Ставка Гитлера 4 января 1942 г. возложила ответственность за использование железных дорог на Востоке на министра транспорта Доримюллера, подчинив ему армейские органы управления. Но все эти меры не изменили положения. Пути сообщения восстанавливались медленно и некачественно, а с началом советского контрнаступления под Москвой гитлеровцы, отходя, взрывали кое-как восстановленные дороги. Правда, наше контрнаступление оказалось столь внезапным, что противник не все успел взорвать и уничтожить. В частности, на железнодорожных участках разрушения составили до 50% общей протяженности. На отдельных же перегонах были взорваны все мосты и трубы, сожжены служебно-технические и жилые здания, разобрана для устройства блиндажей и укрытий значительная часть рельсов, а остальные пути подорваны, свалены столбы связи, порезаны провода, разбиты изоляторы...

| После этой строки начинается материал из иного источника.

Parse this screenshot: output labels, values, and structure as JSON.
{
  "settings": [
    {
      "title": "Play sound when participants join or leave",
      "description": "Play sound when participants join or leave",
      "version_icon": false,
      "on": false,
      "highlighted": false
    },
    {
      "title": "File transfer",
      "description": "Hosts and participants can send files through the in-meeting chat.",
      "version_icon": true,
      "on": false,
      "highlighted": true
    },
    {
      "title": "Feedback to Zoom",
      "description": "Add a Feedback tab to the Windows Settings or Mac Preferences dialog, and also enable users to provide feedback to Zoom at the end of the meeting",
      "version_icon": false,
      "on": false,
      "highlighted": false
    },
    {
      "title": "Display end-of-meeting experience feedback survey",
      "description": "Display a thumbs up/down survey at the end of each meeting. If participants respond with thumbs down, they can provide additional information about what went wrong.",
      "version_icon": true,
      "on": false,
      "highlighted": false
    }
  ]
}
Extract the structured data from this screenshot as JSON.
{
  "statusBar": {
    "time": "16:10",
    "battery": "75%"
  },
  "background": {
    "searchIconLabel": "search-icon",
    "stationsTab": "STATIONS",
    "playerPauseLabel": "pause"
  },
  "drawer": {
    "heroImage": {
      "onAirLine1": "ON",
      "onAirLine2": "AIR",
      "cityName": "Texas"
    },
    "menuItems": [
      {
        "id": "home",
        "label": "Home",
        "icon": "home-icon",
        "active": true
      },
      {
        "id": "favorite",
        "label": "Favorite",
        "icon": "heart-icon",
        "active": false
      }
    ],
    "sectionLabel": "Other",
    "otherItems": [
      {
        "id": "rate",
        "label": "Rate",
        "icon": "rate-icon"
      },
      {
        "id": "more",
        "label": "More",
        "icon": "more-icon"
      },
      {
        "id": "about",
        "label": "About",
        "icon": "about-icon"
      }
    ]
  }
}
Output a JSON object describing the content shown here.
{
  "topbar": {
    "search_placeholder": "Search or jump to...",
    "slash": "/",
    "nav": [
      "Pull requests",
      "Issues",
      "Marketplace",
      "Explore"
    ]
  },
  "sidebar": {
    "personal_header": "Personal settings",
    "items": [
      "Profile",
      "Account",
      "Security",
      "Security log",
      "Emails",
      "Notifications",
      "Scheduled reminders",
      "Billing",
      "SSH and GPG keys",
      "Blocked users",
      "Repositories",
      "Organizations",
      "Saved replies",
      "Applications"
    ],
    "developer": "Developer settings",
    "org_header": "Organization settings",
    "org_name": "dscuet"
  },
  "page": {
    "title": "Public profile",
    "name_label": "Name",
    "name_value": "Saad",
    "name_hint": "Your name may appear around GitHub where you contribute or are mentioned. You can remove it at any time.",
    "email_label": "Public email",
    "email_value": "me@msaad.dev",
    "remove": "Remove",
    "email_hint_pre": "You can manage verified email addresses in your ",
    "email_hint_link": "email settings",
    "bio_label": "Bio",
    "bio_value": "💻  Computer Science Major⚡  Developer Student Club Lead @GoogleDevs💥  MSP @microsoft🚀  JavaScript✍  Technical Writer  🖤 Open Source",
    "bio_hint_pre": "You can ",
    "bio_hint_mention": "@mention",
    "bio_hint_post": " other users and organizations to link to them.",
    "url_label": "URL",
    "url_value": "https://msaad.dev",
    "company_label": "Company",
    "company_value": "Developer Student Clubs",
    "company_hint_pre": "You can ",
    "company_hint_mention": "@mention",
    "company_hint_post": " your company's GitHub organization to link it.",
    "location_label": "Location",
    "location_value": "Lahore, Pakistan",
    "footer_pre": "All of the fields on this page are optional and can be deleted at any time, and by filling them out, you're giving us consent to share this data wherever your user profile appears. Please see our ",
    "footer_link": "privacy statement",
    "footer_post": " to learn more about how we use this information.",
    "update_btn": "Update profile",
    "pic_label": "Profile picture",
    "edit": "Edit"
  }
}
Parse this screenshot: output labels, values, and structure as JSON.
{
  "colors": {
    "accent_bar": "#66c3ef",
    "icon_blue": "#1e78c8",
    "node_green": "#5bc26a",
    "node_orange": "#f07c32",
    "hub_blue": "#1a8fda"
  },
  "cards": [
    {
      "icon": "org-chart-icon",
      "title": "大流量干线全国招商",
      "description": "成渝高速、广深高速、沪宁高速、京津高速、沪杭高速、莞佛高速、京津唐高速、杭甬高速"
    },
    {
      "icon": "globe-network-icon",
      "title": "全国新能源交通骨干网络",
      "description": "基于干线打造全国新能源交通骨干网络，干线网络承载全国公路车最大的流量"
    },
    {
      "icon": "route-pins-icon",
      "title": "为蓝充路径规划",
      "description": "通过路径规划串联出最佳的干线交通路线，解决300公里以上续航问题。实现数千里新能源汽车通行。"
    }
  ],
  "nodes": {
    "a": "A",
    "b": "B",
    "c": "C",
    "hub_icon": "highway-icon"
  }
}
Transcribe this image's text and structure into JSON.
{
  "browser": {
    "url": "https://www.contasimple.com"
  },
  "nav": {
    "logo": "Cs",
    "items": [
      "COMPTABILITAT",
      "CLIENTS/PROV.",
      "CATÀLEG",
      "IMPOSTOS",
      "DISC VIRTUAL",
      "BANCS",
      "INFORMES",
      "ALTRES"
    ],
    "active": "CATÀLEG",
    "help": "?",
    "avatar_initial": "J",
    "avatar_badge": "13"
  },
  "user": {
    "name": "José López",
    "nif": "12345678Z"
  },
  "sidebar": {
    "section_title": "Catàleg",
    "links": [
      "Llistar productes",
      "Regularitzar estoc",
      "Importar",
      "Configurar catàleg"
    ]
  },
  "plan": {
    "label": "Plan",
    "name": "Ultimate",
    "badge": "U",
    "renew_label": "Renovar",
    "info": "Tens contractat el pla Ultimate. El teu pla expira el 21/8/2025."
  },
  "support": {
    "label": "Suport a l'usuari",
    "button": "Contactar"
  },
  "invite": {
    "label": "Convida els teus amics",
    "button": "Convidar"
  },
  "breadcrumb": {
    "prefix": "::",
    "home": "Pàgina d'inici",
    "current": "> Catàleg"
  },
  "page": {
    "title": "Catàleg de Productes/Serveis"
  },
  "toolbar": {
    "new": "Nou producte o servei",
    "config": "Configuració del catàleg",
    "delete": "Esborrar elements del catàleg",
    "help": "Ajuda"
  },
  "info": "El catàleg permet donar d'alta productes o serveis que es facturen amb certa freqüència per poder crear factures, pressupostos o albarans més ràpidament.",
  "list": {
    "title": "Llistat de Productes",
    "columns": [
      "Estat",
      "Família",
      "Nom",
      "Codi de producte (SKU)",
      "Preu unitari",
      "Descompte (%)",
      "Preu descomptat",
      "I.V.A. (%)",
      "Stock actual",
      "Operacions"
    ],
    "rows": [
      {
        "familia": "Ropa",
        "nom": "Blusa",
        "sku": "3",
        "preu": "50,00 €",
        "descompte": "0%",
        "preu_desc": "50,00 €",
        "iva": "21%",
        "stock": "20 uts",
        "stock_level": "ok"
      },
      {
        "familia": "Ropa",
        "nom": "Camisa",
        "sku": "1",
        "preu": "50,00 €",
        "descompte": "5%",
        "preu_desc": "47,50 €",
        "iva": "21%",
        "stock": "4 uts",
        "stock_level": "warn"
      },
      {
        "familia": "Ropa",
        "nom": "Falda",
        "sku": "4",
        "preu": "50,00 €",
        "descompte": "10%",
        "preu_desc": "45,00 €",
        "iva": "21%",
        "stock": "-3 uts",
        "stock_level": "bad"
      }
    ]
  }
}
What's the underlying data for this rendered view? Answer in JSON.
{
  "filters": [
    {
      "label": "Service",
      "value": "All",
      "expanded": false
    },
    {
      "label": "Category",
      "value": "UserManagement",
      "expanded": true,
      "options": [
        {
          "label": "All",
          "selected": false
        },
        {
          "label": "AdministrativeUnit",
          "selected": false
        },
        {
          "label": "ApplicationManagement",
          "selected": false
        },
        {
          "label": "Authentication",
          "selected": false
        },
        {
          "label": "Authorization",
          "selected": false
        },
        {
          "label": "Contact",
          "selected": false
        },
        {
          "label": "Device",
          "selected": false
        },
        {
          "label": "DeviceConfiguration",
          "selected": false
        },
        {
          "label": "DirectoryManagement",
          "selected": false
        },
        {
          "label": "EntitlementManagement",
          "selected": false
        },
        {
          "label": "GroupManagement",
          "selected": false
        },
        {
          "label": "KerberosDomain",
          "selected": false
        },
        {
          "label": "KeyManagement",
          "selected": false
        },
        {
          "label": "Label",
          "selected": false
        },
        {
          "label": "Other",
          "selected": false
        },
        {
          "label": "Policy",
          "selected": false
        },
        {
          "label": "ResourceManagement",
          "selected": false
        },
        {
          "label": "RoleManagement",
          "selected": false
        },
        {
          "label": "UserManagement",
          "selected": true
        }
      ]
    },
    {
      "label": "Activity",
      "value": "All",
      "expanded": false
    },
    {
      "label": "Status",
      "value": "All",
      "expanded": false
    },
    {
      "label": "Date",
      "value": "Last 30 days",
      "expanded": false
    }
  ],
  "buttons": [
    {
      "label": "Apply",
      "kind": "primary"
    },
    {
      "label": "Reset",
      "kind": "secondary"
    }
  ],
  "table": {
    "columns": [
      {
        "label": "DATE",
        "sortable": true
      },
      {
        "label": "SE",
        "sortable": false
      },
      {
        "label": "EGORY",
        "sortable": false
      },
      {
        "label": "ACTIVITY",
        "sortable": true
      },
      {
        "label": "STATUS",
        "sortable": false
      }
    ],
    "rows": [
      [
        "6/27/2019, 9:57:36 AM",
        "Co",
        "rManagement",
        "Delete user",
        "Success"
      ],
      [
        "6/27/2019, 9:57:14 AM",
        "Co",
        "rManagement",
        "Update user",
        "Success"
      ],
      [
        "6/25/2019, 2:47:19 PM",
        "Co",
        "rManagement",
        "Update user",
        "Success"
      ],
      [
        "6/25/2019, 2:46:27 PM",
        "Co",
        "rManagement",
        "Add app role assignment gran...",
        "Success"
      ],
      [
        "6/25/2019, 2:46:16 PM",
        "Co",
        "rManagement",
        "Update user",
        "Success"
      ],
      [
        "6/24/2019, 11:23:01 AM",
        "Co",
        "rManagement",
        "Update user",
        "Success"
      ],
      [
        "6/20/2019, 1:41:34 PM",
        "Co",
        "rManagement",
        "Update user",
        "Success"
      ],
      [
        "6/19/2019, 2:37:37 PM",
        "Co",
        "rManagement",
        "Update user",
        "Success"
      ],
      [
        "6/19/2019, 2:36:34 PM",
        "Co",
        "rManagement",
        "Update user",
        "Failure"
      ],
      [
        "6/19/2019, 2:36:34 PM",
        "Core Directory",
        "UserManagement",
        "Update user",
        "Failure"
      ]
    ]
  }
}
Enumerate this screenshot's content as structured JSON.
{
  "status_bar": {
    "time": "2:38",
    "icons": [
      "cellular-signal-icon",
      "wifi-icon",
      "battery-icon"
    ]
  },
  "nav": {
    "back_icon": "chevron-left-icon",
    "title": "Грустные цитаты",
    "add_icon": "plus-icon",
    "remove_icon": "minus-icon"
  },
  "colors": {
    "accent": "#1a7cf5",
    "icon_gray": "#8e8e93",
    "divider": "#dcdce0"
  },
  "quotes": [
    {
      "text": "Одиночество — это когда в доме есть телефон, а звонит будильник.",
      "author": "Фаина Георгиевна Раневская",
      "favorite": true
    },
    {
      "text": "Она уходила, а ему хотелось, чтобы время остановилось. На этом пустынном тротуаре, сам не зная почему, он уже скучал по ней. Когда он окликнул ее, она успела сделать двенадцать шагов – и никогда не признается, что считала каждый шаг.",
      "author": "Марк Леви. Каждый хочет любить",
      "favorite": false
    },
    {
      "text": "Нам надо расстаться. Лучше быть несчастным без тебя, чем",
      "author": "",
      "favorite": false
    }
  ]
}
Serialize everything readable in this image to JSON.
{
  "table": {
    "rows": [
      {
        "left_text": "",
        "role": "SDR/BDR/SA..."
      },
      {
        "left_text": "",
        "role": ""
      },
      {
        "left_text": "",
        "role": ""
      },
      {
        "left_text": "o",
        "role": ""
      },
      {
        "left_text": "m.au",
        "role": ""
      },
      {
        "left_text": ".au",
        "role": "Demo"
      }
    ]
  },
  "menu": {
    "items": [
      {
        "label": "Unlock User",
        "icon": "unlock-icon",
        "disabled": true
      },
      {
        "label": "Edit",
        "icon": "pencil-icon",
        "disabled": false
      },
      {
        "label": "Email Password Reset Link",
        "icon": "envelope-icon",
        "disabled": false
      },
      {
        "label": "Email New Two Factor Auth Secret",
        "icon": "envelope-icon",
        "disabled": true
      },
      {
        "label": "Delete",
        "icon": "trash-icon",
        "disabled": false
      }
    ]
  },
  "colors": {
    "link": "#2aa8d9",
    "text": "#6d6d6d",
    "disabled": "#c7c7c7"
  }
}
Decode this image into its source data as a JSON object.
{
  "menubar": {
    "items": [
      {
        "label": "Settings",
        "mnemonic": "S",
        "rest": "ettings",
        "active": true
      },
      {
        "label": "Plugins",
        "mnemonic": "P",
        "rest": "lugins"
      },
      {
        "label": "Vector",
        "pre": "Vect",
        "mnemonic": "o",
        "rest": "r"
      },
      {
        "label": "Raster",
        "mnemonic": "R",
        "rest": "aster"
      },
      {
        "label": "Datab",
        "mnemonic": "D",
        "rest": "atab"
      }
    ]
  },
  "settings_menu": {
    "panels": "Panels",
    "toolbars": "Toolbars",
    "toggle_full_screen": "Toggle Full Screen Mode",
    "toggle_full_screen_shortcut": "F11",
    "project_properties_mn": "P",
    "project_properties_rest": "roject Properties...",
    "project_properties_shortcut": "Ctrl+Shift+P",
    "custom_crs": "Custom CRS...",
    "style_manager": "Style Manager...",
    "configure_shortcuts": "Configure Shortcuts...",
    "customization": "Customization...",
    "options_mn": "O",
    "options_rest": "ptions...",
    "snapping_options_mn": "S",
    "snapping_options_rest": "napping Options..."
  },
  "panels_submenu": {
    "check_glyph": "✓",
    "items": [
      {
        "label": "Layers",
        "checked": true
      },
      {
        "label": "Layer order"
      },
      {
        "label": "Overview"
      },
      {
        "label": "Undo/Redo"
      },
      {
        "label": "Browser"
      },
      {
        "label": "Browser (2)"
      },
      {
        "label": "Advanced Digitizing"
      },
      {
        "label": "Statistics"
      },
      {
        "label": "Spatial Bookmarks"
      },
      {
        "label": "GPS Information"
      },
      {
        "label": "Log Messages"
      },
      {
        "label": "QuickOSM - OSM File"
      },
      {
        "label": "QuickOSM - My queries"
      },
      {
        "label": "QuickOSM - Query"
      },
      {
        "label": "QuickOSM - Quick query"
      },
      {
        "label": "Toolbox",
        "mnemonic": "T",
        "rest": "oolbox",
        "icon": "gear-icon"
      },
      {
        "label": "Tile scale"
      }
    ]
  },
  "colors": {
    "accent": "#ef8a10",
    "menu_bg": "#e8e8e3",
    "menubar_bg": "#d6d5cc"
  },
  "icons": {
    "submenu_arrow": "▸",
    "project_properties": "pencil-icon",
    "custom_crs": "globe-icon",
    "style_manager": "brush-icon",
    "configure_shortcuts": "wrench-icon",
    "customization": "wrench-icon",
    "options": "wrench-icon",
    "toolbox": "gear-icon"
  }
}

Вот когда в полной мере сказалась необходимость специальных железнодорожных войск, которые нам с большим трудом удалось отстоять. Еще совсем недавно в тяжелые дни обороны Москвы, когда фронт остро нуждался в пополнениях, нашлись люди, которые предложили ликвидировать железнодорожные войска, использовать их личный состав в качестве стрелковых частей, а технику передать специальным формированиям НКПС, возложив на этот наркомат восстановление фронтовых железных дорог. В ноябре была создана комиссия во главе с начальником Главного Политуправления РККА Л. З. Мехлисом, получившим задание подготовить проект решения ГКО по этому вопросу. В состав комиссии вошли начальники центральных управлений Наркомата обороны и Генерального штаба, заместитель наркома путей сообщения И. Д. Гоциридзе, начальник УПВОСО и некоторые другие лица. Все члены комиссии, кроме начальника УПВОСО, высказались за ликвидацию железнодорожных войск. Согласие на это дал даже начальник Генерального штаба Маршал Б. М. Шапошников. В связи с возражением начальника УПВОСО, о котором было доложено И. В. Сталину, ГКО 3 января 1942 г. принял постановление о сохранении железнодорожных войск и передаче их в оперативное подчинение НКПС, на который возлагалась ответственность за восстановление и эксплуатацию фронтовых железных дорог. Это постановление признавало восстановление железных дорог важнейшей оборонной задачей. Оно обязывало НКПС сосредоточить усилия и средства на восстановлении ряда важнейших направлений: Москва — Бологое и далее до [145] Ленинграда, Тихвин — Ленинград, Москва — Можайск — Вязьма, Москва — Волоколамск — Ржев и др.{334}

К началу контрнаступления под Москвой на Западном фронте действовали 1, 4 и 26-я железнодорожные бригады общей численностью около 7 тыс. человек и спецформирования НКПС, насчитывавшие 1,8 тыс. человек, на Калининском фронте — 6-я и на Брянском 17-я отдельные железнодорожные бригады{335}. Острый недостаток автомобильного и гужевого транспорта, глубокий снег и метели создавали большие трудности в подвозе снабжения наступавшим советским войскам. Командование Западного фронта потребовало быстрейшего восстановления железнодорожных коммуникаций, в первую очередь участков Лобня — Яхрома, Сходня — Завидово — Кулицкая, Нахабино — Волоколамск, Кубинка — Батюшково, Бекасово — Сухиничи, Ожерелье — Узловая, Ожерелье — Михайлово, Скопин — Узловая — Тула — Калуга — Угрюмово, Тула — Горбачево и Горбачево — Белев. На восстановление каждого из названных направлений было послано от одного до четырех железнодорожных батальонов и спецформирования НКПС. Однако этих сил было недостаточно, и Военный совет фронта выделил в помощь восстановителям девять рабочих батальонов (8 тыс. человек), гужтранспортный батальон, 103 грузовые автомашины{336}. По призыву партийных организаций подключилось к работе местное население.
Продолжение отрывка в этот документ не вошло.